Türkiye AK Parti yönetiminde insaflı tüccar arayan bir ülke haline geldi. Özellikle üreticiler ürettiklerini satamaz duruma geldi de aslınca üreticiler gerçekten üretemeyecek durumdalar. Nedeni basit. Çünkü çiftçi tarlasını mazot pahalı olduğu için süremiyor, toprak oksijen alamadığı için atılan tohumlar güdük kalıyor.
Tohum pahalı olduğu için üretici yeterinde tohuma sahip olamıyor, tarla ile buluşturamıyor, buluştursa bile sulayamıyor. Kısaca bir ürünün tohumundan depoya girene kadar yapılması gereken evreleri üretici yapamıyor. Bir de üretse de devlet almıyor. Türkiye’de pirinç yetiştirme yerine Devlet pirinci ithal etme yolunu seçiyor üretici eki koynunda kalıyor. Yani girdi fiyatları ve de üreticinin emeği verilen fiyatların az olması nedeniyle üreticinin eli koynunda kaldığı gibi Türkiye’nin çeşitli kaynakları da heba olmuş durumda.

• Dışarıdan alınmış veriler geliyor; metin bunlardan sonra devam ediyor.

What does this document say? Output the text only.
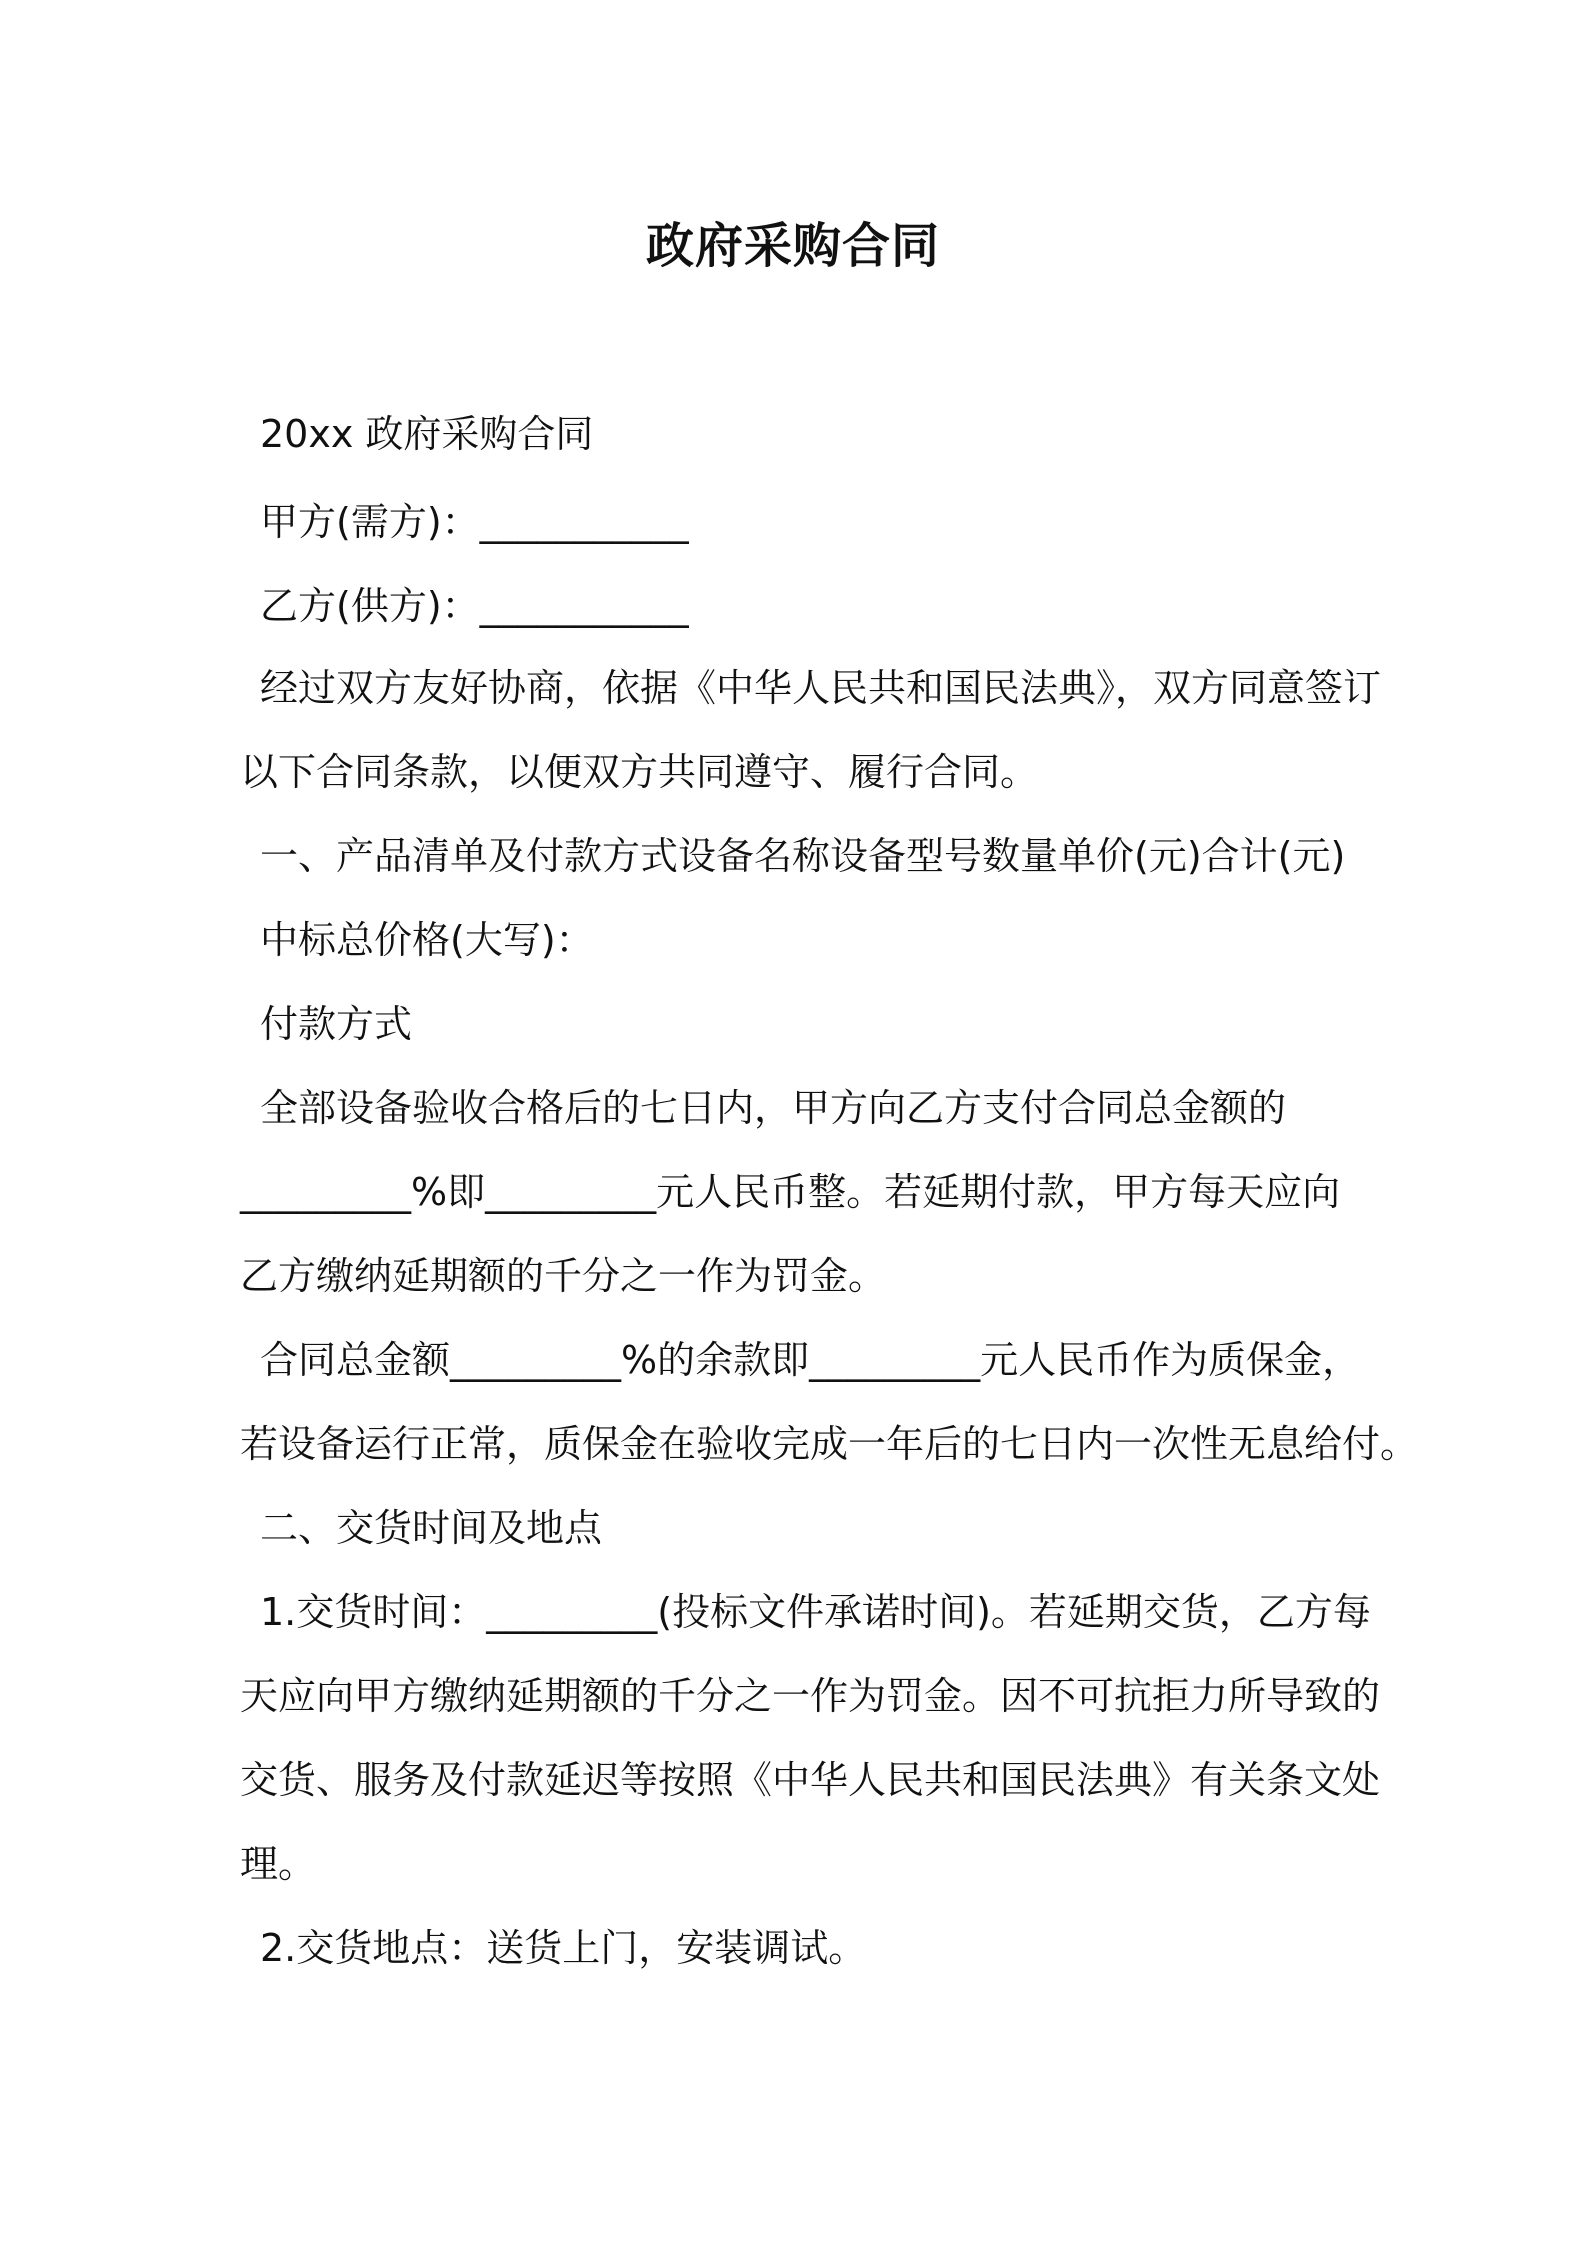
政府采购合同
20xx 政府采购合同
甲方(需方)：___________
乙方(供方)：___________
经过双方友好协商，依据《中华人民共和国民法典》，双方同意签订
以下合同条款，以便双方共同遵守、履行合同。
一、产品清单及付款方式设备名称设备型号数量单价(元)合计(元)
中标总价格(大写)：
付款方式
全部设备验收合格后的七日内，甲方向乙方支付合同总金额的
_________%即_________元人民币整。若延期付款，甲方每天应向
乙方缴纳延期额的千分之一作为罚金。
合同总金额_________%的余款即_________元人民币作为质保金，
若设备运行正常，质保金在验收完成一年后的七日内一次性无息给付。
二、交货时间及地点
1.交货时间：_________(投标文件承诺时间)。若延期交货，乙方每
天应向甲方缴纳延期额的千分之一作为罚金。因不可抗拒力所导致的
交货、服务及付款延迟等按照《中华人民共和国民法典》有关条文处
理。
2.交货地点：送货上门，安装调试。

Tütün yük, pirinç yok, buğday yok, arpa yok. Ne insanları besleyecek ürün yetiştirebiliyoruz ne de hayvanları. İnsanlar yorgunluktan ve mazot ile tohum bulamamaktan ithalatla beslenen bir ülke konumuna düştük. Üreticinin eli koynunda kalınca ithalat yapan tüccarlar köşeyi dönüyorlar.
Türkiye’de kuruluşundan buyana buğday ithalatı yapıldı mı bilmiyorum da ikinci dünya savaşı sıralarında çocuktum o zaman her eve devletin kısıtlı olarak, hem de ücretsiz buğday dağıtıldığını biliyorum çünkü o günleri yaşadım. Çuvallarlar olmasa da vatandaşa en az iki kilo olmak üzere buğday dağıtıldığı günlerdi o günler. Ve tüccar değil Devlet ücretsiz dağıtıyordu vatandaşa. O günler savaş günleriydi ve bugün Devleti yönetenler de yaşamışlardır o günleri.
Bugünlere gelince Türkiye savaşta değil. Değil de Türkiye üretemiyor, Türkiye savaşta olmasına rağmen yanındaki ülkelerden buğday alıyor, ayçiçeği alıyor. Kısaca Türkiye üretemiyor sadece tüketiyor.
Para bulamayan üretici de eli koynunda bekliyor. Samsunlu ve de özellikle Çarşambalı üretici eli koynunda kalmış bekliyor ve de bir Çarşamba Türküsü mırıldanıyor kendi kendime. Çarşamba'yı sel aldı, bir yar sevdim el aldı, keşke sevmez olaydım elim koynunda kaldı. Çarşamba ovası, Bafra ovası, Terme ovasındaki üreticiler hep bu türküyü söyler oldu.
KIRANKÖYDE’Kİ ARAZİM
Samsun’da Kıranköy Mezarlığı var. Burada büyüklerimiz yatıyor, bizden küçükler de var orada. Oradaki arazimi Belediye’den satın alırken biraz daha fazla alsaydım, almadığım için de üzgünüm. Bu benim düşüncem, ancak Samsun’u yönetenlerin böyle bir düşüncesi var mı? Mezarlıkta sakin sakin yatan büyüklerimiz ve yavrularımızı bulundukları yerden taşımak için çalışma var mı bilmiyorum da olabilir diye düşünüyorum. Özellikle AK Parti döneminde mezarlıklar biye taşınıyor, amaç konut yeri açmak. Sonra da vatandaşa binalar yapmak. İktidar Samsun’da kocaman havaalanını yıktı buraya konutlar hastaneler yaptı. Sanki konut yapacak ve hastane yapacak başka yer kalmamıştı Samsun’da. Kocaman hastane yapacağınıza ilçelere tam teşekküllü hastaneler yapsaydınız da insanlar hastaneye giderken yolda ölmeseydi olmaz mıydı?
Fısıltı gazetesinin yazdığına göre Samsun’da toprak kalmadı da şimdi sıra Kıranköy mezarlığına geldi, başka yere taşınması düşünülüyormuş. Buna pek ihtimal vermiyorum da bugünkü söylentiler yarın eyleme dönüşebilir. Çünkü AK Parti İktidarının yaptığı en güzel iş eldeki arazileri konuta açmak. Mezarlık tam yeri herhalde. Bugüne kadar ölüler yattı yarın diriler yatabilir mantığı uygulanırsa hiç şaşırmayacağım.
GÜNÜN SÖZÜ
Kendinizi başkalarına anlatmanıza hiç gerek yok. Herkes kimliğini cebinde, kişiliğini yüreğinde taşır.